Selon la rapporteuse fictive des Verts, Jutta Paulus, le rejet des amendements signifie que la position du Parlement n’est « pas compatible avec les objectifs climatiques de l’UE ».
« Une majorité de conservateurs, de libéraux et de sociaux-démocrates au Parlement européen veut décharger l’industrie du transport maritime de ses obligations en matière de protection du climat et de l’environnement, alors que l’Union européenne défend officiellement des exigences plus strictes sur la scène internationale », a-t-elle déclaré.
Du côté de l’industrie, l’accueil a été plutôt positif, avec quelques réserves.

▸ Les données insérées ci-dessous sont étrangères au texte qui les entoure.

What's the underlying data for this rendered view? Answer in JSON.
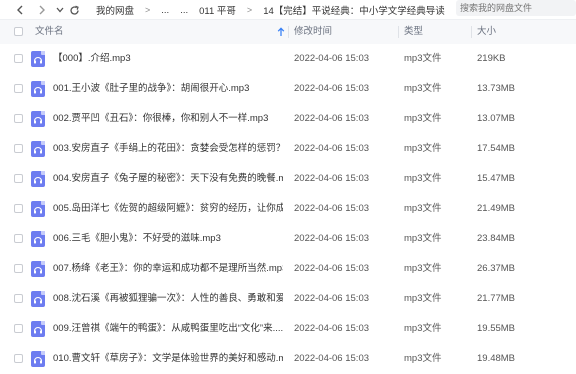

Jim Corbett, directeur européen pour l’environnement du World Shipping Council, a déclaré que la législation sera un outil efficace pour la décarbonation. Toutefois, il s’est dit préoccupé par le fait que le mandat des e-carburants du Parlement pourrait conduire à une « complexité inutile » et à des « ajustements progressifs » plutôt qu’à des investissements à long terme dans des filières à faible émission de carbone.
« Tout d’abord, les sous-quotas ne sont pas nécessaires ; les limites basées sur la performance de l’intensité des GES pousseront les armateurs et les opérateurs à collaborer sur les meilleures voies de transition pour la décarbonation du transport maritime », a-t-il déclaré à EURACTIV.
« Deuxièmement, elles peuvent détourner l’attention de l’objectif de réduction de l’intensité des GES, de sorte que la réalisation de quotas provisoires devient le point central », a-t-il ajouté.
Le Parlement européen, représenté par l’eurodéputé Warborn, va maintenant négocier la législation finale avec les États membres de l’UE. Les discussions devraient commencer avant la fin du mois d’octobre.